I would like to believe in public service broadcasting. Some part of me is heir to the grand tradition of Lord Reith. I helped educate myself by listening to Radio 4 or the Home Service. At its best the BBC can still produce interesting documentaries, good discussions and good educational programmes.
The idea of public service broadcasting has however been much stretched. Aware of the need to keep popular consent for its poll tax to pay for it, the BBC has long decided to undertake a lot of popular programming which competes directly with free to air commercial tv. Can we really call soaps, old films, light entertainments, pop music, quiz shows and home improvement advertorials public service broadcasting, distinct from other broadcasting?How do they differ from what free to air commercial tv serves up? If the programme is very popular, then financing it will be easy without a poll tax. Of course people want popular programmes, but they get them paid for by ads on commercial tv, and paid for by subscription on other channels.

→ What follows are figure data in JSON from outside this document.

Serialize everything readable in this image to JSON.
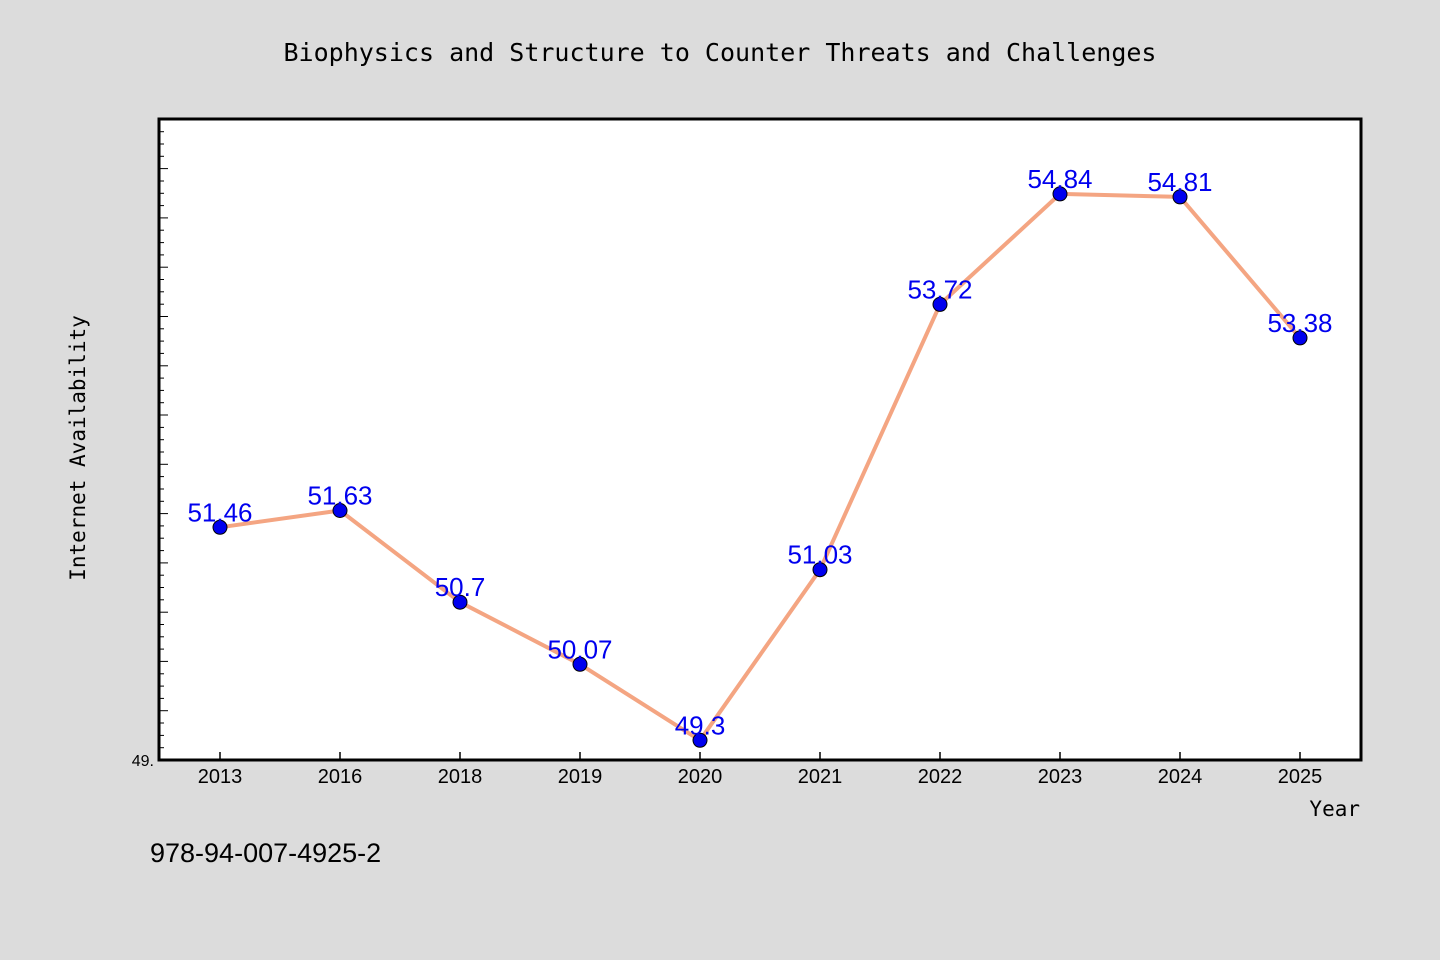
{
  "chart_data": {
    "type": "line",
    "title": "Biophysics and Structure to Counter Threats and Challenges",
    "xlabel": "Year",
    "ylabel": "Internet Availability",
    "categories": [
      "2013",
      "2016",
      "2018",
      "2019",
      "2020",
      "2021",
      "2022",
      "2023",
      "2024",
      "2025"
    ],
    "series": [
      {
        "values": [
          51.46,
          51.63,
          50.7,
          50.07,
          49.3,
          51.03,
          53.72,
          54.84,
          54.81,
          53.38
        ],
        "point_labels": [
          "51.46",
          "51.63",
          "50.7",
          "50.07",
          "49.3",
          "51.03",
          "53.72",
          "54.84",
          "54.81",
          "53.38"
        ]
      }
    ],
    "y_tick_label": "49.",
    "ylim": [
      49.1,
      55.6
    ],
    "grid": false,
    "legend": "none",
    "colors": {
      "line": "#f4a582",
      "marker": "#0000ee",
      "label": "#0000ee"
    }
  },
  "footer": {
    "isbn": "978-94-007-4925-2"
  }
}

The case for tax based subsidy is clearest for the World Service. Part of the UK’s presence in the world is to provide news, documentaries and educational programmes for world audience. I have no objection to this being part of the government’s budget – maybe part of Overseas Aid or the Foreign Office costs. The World Service can be an important ally and source of information for people in oppressive regimes, and for all those worldwide wanting a good English language source.
The first task of the review should be to establish a modern definition of public service broadcasting. Then they need to decide how much of it we want.
The review also needs to look at the differing ways people can now gain access to BBC content. All the time BBC material is free to air there remains an issue on how to collect the revenue owing from those who manage to watch or listen to it. They may conclude that it will become too difficult to make people pay a licence fee, when there is plenty of non BBC content around, and when delayed BBC content may be available free anyway.
Perhaps the most important issue is competition. The large and subsidised website service offered by the BBC may be making it difficult for other providers to develop their offer. BBC publications has an impact on other publishers of material. The Review may like to ring fence the subsidised areas more, and make sure that the commercial parts of the BBC are free standing and have to compete on level terms.